Just think about it. $F$ can be any total computable function! Take $F(x) = x+1$, for instance. That's certainly computable. The theorem says that there exists two successive natural numbers $e$ and $e + 1$ that code the same function, i.e. $\{e\} \simeq \{ e+1 \}$ . Isn't that just amazing?

The crucial idea of the proof is self-application, i.e. the fact that we can apply a function to its own code as $\{e\}(e)$. Moreover, that this self-application is itself computable, i.e. there is a computable function $h$ such that $\{ h(e) \} \simeq \{ \{e\}(e) \}$. 

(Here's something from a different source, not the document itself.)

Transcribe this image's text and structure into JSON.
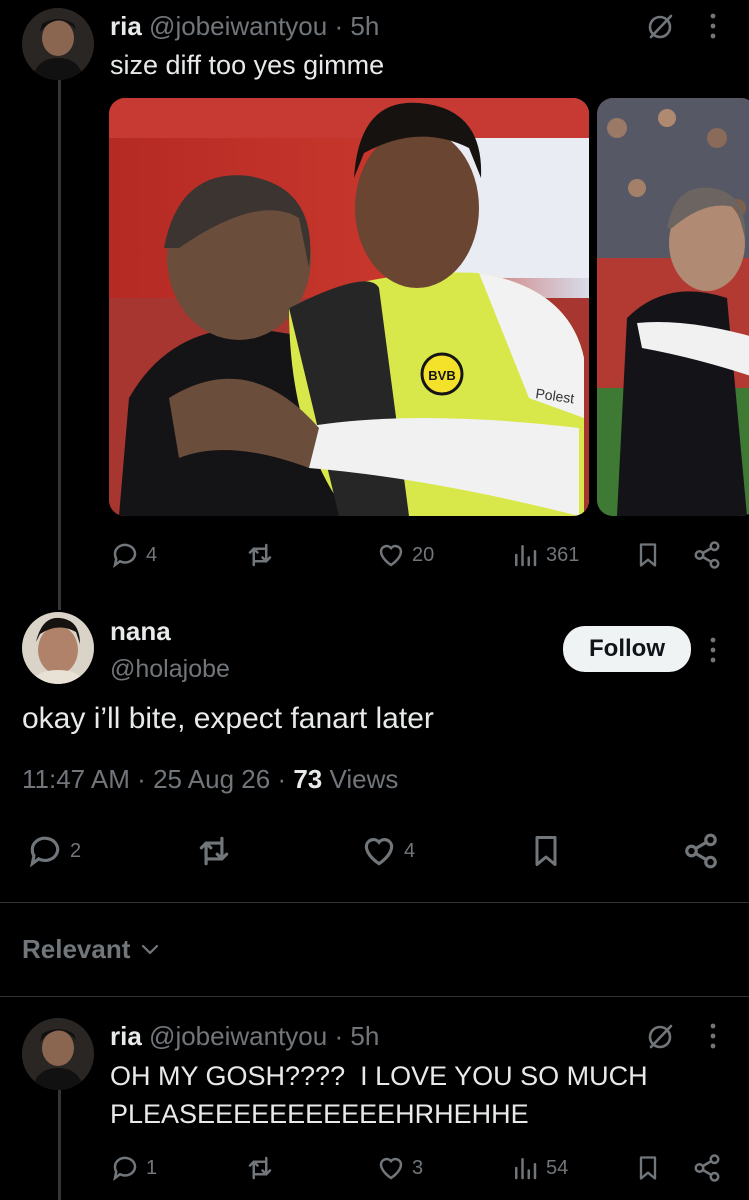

The proof of the theorem goes as follows:

(1) Assume a total computable function $F$ is given.

(2) For any $x$ let $h (x)$ be a code such that $\{ h(x) \} \simeq \{ \{x\}(x) \}$. Such total and computable function $h$ exists.

(3) Let $k$ be such that $\{k\}(x) \simeq F(h(x))$. Such $k$ exists because both $F$ and $h$ are computable.
(4) We claim that $e = h(k)$ does the job!
(5) By (2) and (4) we have $\{e\}(x) \simeq \{h(k)\}(x) \simeq \{\{k\}(k)\}(x)$.
(6) But by (3) we also have $\{\{k\}(k)\}(x) \simeq \{F(h(k)\}(x) \simeq \{F(e)\}(x)$, so we are done.

An absolute gem, don't you think!?

If you also know about the lambda calculus, you can have the following variant of the theorem:

Theorem B. For any lambda term $t$ there exist a lambda term $s$ such that $t s = s$.

So, this essentially says that any lambda term has a fixed point!

The proof of this variant follows the structure of the original proof:

(1) Let a lambda term $t$ be given.
(2) Let $h = \lambda x . x x$.
(3) Let $k = \lambda x . t(h(x))$. 
(4) We claim that $s = h(k)$ does the job.
(5) By (2) and (4) we have $s = h(k) = k k$.
(6) But by (3) we also have $k k = t(h(k)) = t s$, so we are done.

Note that $k = \lambda x . t ( x x )$. Hence $s = k k = ( \lambda x . t ( x x ) ) ( \lambda x . t ( x x ) )$ 

Therefore, the combination of $h$ and $k$ namely 
$$\phi(f) = ( \lambda x . f ( x x ) ) ( \lambda x . f ( x x ) )$$
in fact gives a fixed point operator: a functional $\phi$ that calculates the fixed point of any given function $f$.